Ce nationalisme canadien réactionnaire a été la marque de commerce d’Unifor et des Travailleurs canadiens de l’automobile avant lui au cours des quatre dernières décennies. Il a servi à diviser les travailleurs de l’automobile en Amérique du Nord, les dressant les uns contre les autres dans une course vers le bas en matière de salaires, de conditions de travail et de pensions. Alors que les géants de l’automobile ont mis en œuvre des plans de production et de restructuration à l’échelle mondiale, les bureaucraties syndicales des deux côtés de la frontière ont enfermé les travailleurs dans un carcan nationaliste qui a facilité une réduction massive des salaires réels, la destruction de centaines de milliers d’emplois dans l’automobile aux États-Unis et au Canada, et des profits massifs pour les constructeurs automobiles basés à Detroit.

La stratégie d’Unifor consistant à «tracer notre propre voie» a laissé les travailleurs sur les lignes de piquetage aux États-Unis se battre seuls, leurs collègues canadiens étant essentiellement contraints d’agir comme des briseurs de grève par Payne et ses collègues bureaucrates au salaire à six chiffres. Le simulacre de grève «debout» appelée par le président des Travailleurs unis de l’automobile, Shawn Fain, a permis à la grande majorité des usines de camions les plus rentables du Detroit Three de continuer à fonctionner plus d’un mois après l’expiration des contrats de près de 150.000 travailleurs au sud de la frontière.

Une grève dans l’une ou l’autre des trois entreprises au Canada aurait des répercussions immédiates sur les activités aux États-Unis. En outre, une lutte sérieuse au Canada alimenterait les demandes croissantes de grève totale aux États-Unis et encouragerait les travailleurs de l’automobile au Mexique, déterminés à lutter contre des conditions d’exploitation extrêmes. C’est une chose que les bureaucraties syndicales de chaque pays espèrent désespérément éviter, car elles s’efforcent de subordonner les travailleurs aux intérêts financiers de «leurs propres» élites dirigeantes.

La direction de Fain aux États-Unis, qui a été présentée par les forces de la pseudo-gauche autour de la bureaucratie syndicale comme une faction «réformatrice» qui apporterait plus de «militantisme» à la lutte contractuelle en 2023, n’offre pas de véritable alternative à Unifor. Au contraire, Fain et compagnie ont travaillé aussi dur que Payne pour étouffer le pouvoir des travailleurs de l’automobile et imposer les diktats des constructeurs, en étroite collaboration avec l’administration Biden.
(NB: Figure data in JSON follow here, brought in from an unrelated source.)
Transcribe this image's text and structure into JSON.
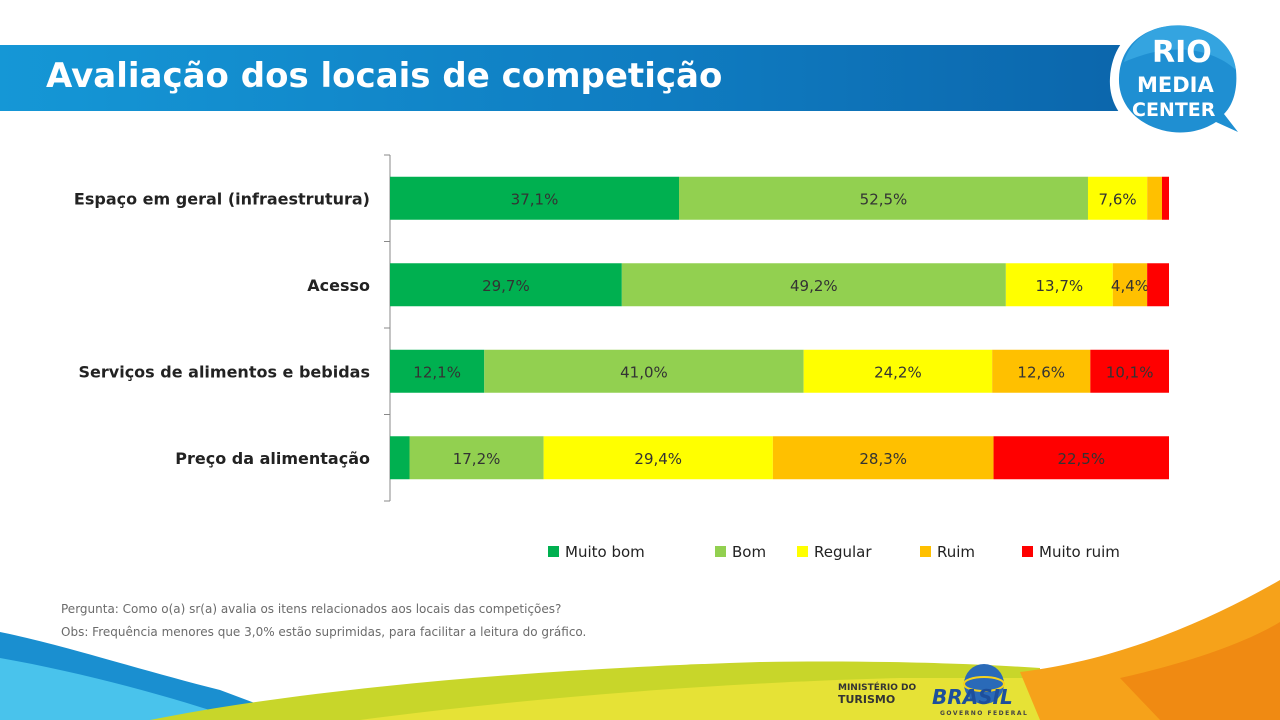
{
  "slide": {
    "title": "Avaliação dos locais de competição",
    "question_note": "Pergunta: Como o(a) sr(a) avalia os itens relacionados aos locais das competições?",
    "obs_note": "Obs: Frequência menores que 3,0% estão suprimidas, para facilitar a leitura do gráfico."
  },
  "logo": {
    "line1": "RIO",
    "line2": "MEDIA",
    "line3": "CENTER"
  },
  "footer": {
    "ministry_line1": "MINISTÉRIO DO",
    "ministry_line2": "TURISMO",
    "brasil": "BRASIL",
    "brasil_sub": "GOVERNO FEDERAL"
  },
  "chart_data": {
    "type": "bar",
    "orientation": "horizontal",
    "stacked": true,
    "normalized_to_100": true,
    "categories": [
      "Espaço em geral (infraestrutura)",
      "Acesso",
      "Serviços de alimentos e bebidas",
      "Preço da alimentação"
    ],
    "series": [
      {
        "name": "Muito bom",
        "color": "#00b050",
        "values": [
          37.1,
          29.7,
          12.1,
          2.5
        ],
        "labels": [
          "37,1%",
          "29,7%",
          "12,1%",
          ""
        ]
      },
      {
        "name": "Bom",
        "color": "#92d050",
        "values": [
          52.5,
          49.2,
          41.0,
          17.2
        ],
        "labels": [
          "52,5%",
          "49,2%",
          "41,0%",
          "17,2%"
        ]
      },
      {
        "name": "Regular",
        "color": "#ffff00",
        "values": [
          7.6,
          13.7,
          24.2,
          29.4
        ],
        "labels": [
          "7,6%",
          "13,7%",
          "24,2%",
          "29,4%"
        ]
      },
      {
        "name": "Ruim",
        "color": "#ffc000",
        "values": [
          1.9,
          4.4,
          12.6,
          28.3
        ],
        "labels": [
          "",
          "4,4%",
          "12,6%",
          "28,3%"
        ]
      },
      {
        "name": "Muito ruim",
        "color": "#ff0000",
        "values": [
          0.9,
          2.8,
          10.1,
          22.5
        ],
        "labels": [
          "",
          "",
          "10,1%",
          "22,5%"
        ]
      }
    ],
    "legend_position": "bottom",
    "grid": false
  }
}
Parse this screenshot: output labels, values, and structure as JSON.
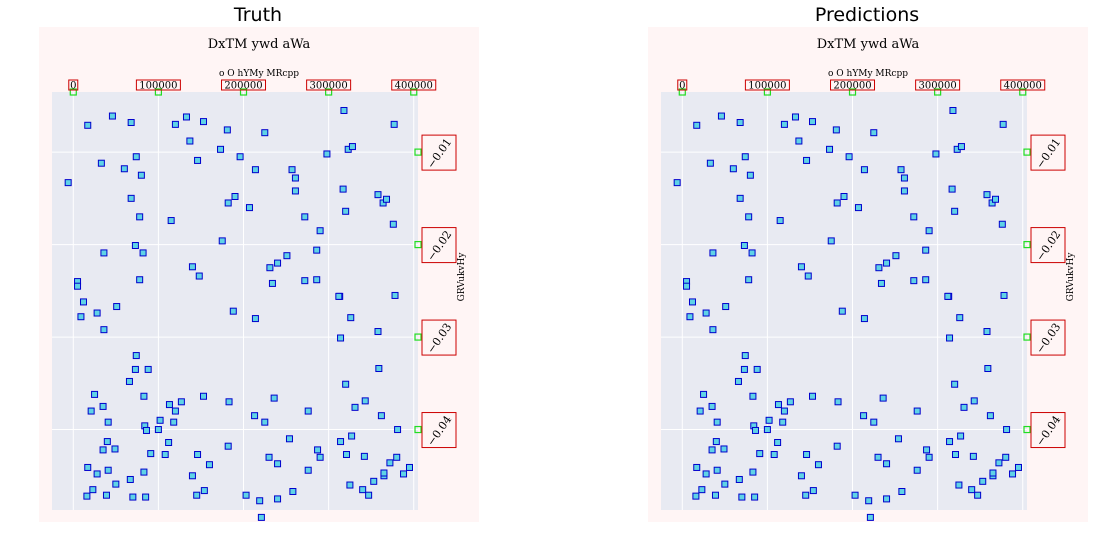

Mercredi soir, Fain a dévoilé un accord de principe de capitulation chez Ford. Les 16.600 grévistes de Ford, sur un total de 57.000, ont reçu l’ordre de reprendre le travail par Fain sans avoir vu le contrat et avoir pu voter. L’accord de principe prévoit une maigre augmentation salariale de 25 % sur quatre ans et demi et maintient le système de salaires à deux niveaux.

Les travailleurs de l’automobile de Stellantis doivent tirer les leçons de ces trahisons et organiser leur opposition en créant des comités de base dans chaque usine, qui pourront se coordonner et nouer des liens avec les travailleurs des États-Unis, du Mexique et d’ailleurs. Les travailleurs de l’usine Jeep de Stellantis à Toledo, dans l’Ohio, ont formé le comité de base de Toledo Jeep pour lutter en faveur d’une grève générale dans toute l’industrie. C’est vers ces travailleurs et les travailleurs de tout le Canada que les travailleurs de l’automobile doivent se tourner s’ils veulent lutter contre la capitulation organisée par la bureaucratie d’Unifor.